In developing this options paper, the CCPC has undertaken a multi-faceted approach. It conducted an extensive series of detailed interviews with stakeholders including consumer representatives, industry representatives, individual banks and mortgage lenders both domestic and in other jurisdictions, independent financial advisers, new entrants and potential new entrants to the Irish market, academics, the ESRI and regulatory bodies, both domestic and foreign.

To better understand the perspectives of consumers, the CCPC commissioned Amárach Research to undertake a series of focus groups to examine their perceptions of the mortgage market, how it operates and their views on switching mortgage products. You can download the report here. In addition, the CCPC utilised the market intelligence it receives from its consumer helpline.

The CCPC also issued a public consultation on 20 February and received 20 responses to this consultation.

The main options presented

A national strategy and vision

  • The development of a suitable national forum that would develop a defined long-term strategy for both the housing and mortgage markets. This strategy would set the context for all future policy choices that influence both demand and supply in the market and give the context in which the CBI can make effective regulatory decisions.

Consumer choice

  • Lenders are competing on auxiliary items and mortgage add-ons rather than rates. This can have the ability to mislead consumers in their choices, and result in consumers drawing down on a mortgage product which may not be best suited to their needs or financial circumstances. A joint working group between the CBI and the CCPC should examine the appropriateness of these offers and develop a set of policy recommendations for implementation.
  • Switching is a clear way to unlock greater competition in the market. There is considerable work to be done to improving the ability for, and incidence of, switching. To address this the CCPC proposes that they work with the Legal Services Regulatory Authority to facilitate the introduction of e-conveyancing.
  • The Department of Finance and the CBI with the CCPC should establish a working group to facilitate the development of automated switching processes, including legislative changes where appropriate.

Encouraging new entrants & building international reputation

  • To address the high concentration of a small number of lenders and low levels of new entrants the Department of Finance and the CBI should consider “business-friendly” initiatives. In the UK such measures have included a start-up unit in the Financial Conduct Authority and an Innovation Hub.
  • To encourage new entrants, innovation and build Ireland’s reputation internationally consideration should be given by the Department of Finance and the Department of Jobs, Enterprise & Innovation to undertake an international campaign similar to those run in the private sector, when firms are seeking additional equity or pursuing mergers and acquisitions.

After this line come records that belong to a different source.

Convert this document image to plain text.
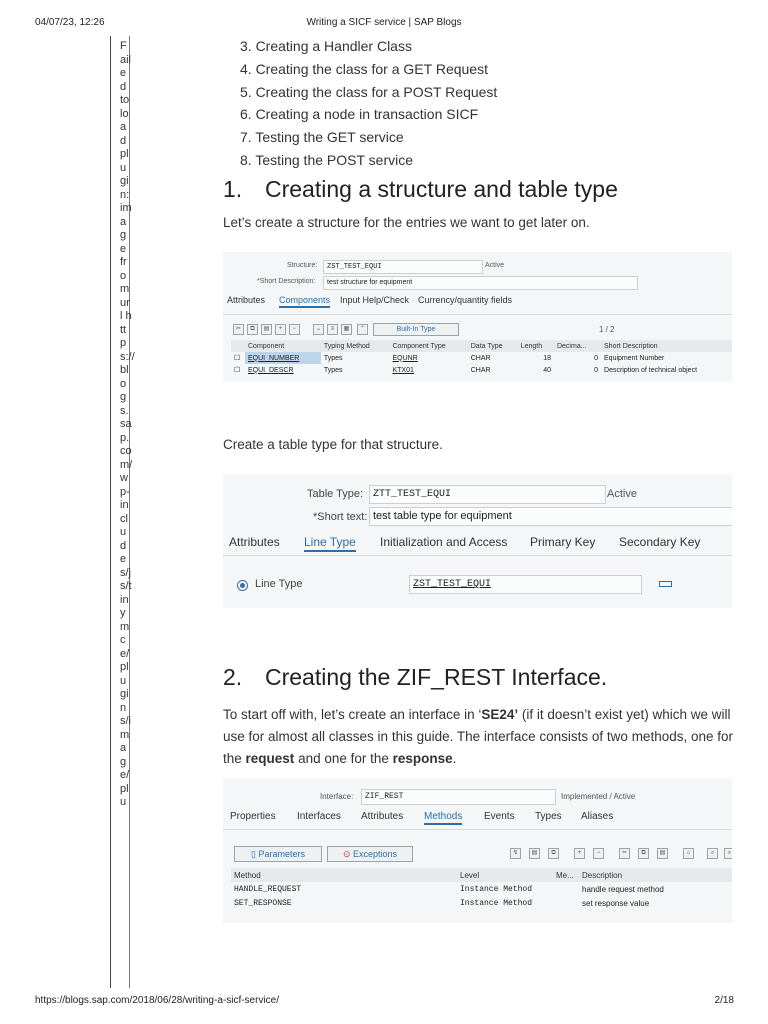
04/07/23, 12:26	Writing a SICF service | SAP Blogs
Failed to load plugin: image from url https://blogs.sap.com/wp-includes/js/tinymce/plugins/image/plu
3. Creating a Handler Class
4. Creating the class for a GET Request
5. Creating the class for a POST Request
6. Creating a node in transaction SICF
7. Testing the GET service
8. Testing the POST service
1. Creating a structure and table type

Let’s create a structure for the entries we want to get later on.

Structure:	ZST_TEST_EQUI	Active
*Short Description:	test structure for equipment
Attributes Components Input Help/Check Currency/quantity fields
✂	⧉	▤	+	−	⌄	≡	▦	⌃	Built-In Type	1 / 2
	Component	Typing Method	Component Type	Data Type	Length	Decima...	Short Description
☐	EQUI_NUMBER	Types	EQUNR	CHAR	18	0	Equipment Number
☐	EQUI_DESCR	Types	KTX01	CHAR	40	0	Description of technical object

Create a table type for that structure.

Table Type: ZTT_TEST_EQUI	Active
*Short text: test table type for equipment
Attributes Line Type Initialization and Access Primary Key Secondary Key
Line Type	ZST_TEST_EQUI
2. Creating the ZIF_REST Interface.

To start off with, let’s create an interface in ‘SE24’ (if it doesn’t exist yet) which we will use for almost all classes in this guide. The interface consists of two methods, one for the request and one for the response.

Interface:	ZIF_REST	Implemented / Active
Properties Interfaces Attributes Methods Events Types Aliases
▯ Parameters	⊙ Exceptions	↯	▤	⧉	+	−	✂	⧉	▤	⌂	⌕	⌕
Method	Level	Me...	Description
HANDLE_REQUEST	Instance Method		handle request method
SET_RESPONSE	Instance Method		set response value
https://blogs.sap.com/2018/06/28/writing-a-sicf-service/	2/18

Such a campaign would highlight the attractiveness of the Irish mortgage market for lenders and detail the policies being pursued to ensure the market offers robust and predictable outcomes for lenders.

Policy and longer term considerations

  • The CCPC questions whether short-term funding of mortgage loans and the use of deposit funding is the optimum funding model for Ireland’s mortgage market. Due to the financial risks attached to short-term lending models, the Department of Finance and the CBI should look at how to promote longer term funding options. A shift towards longer-term fixed rates could bring several benefits, notably increased transparency and stability for borrowers and more reliable, stable funding sources for lenders.

In the course of researching this paper the CCPC found that there was a lack of predictable and consistent practices when dealing with loans in arrears. The impact of this is that banks are required to have more capital to write a mortgage which means loans are more costly. The CCPC considers that any changes to repossession policy should be carefully considered and asks that the establishment of an interdepartmental working group or Joint Oireachtas Committee should be considered.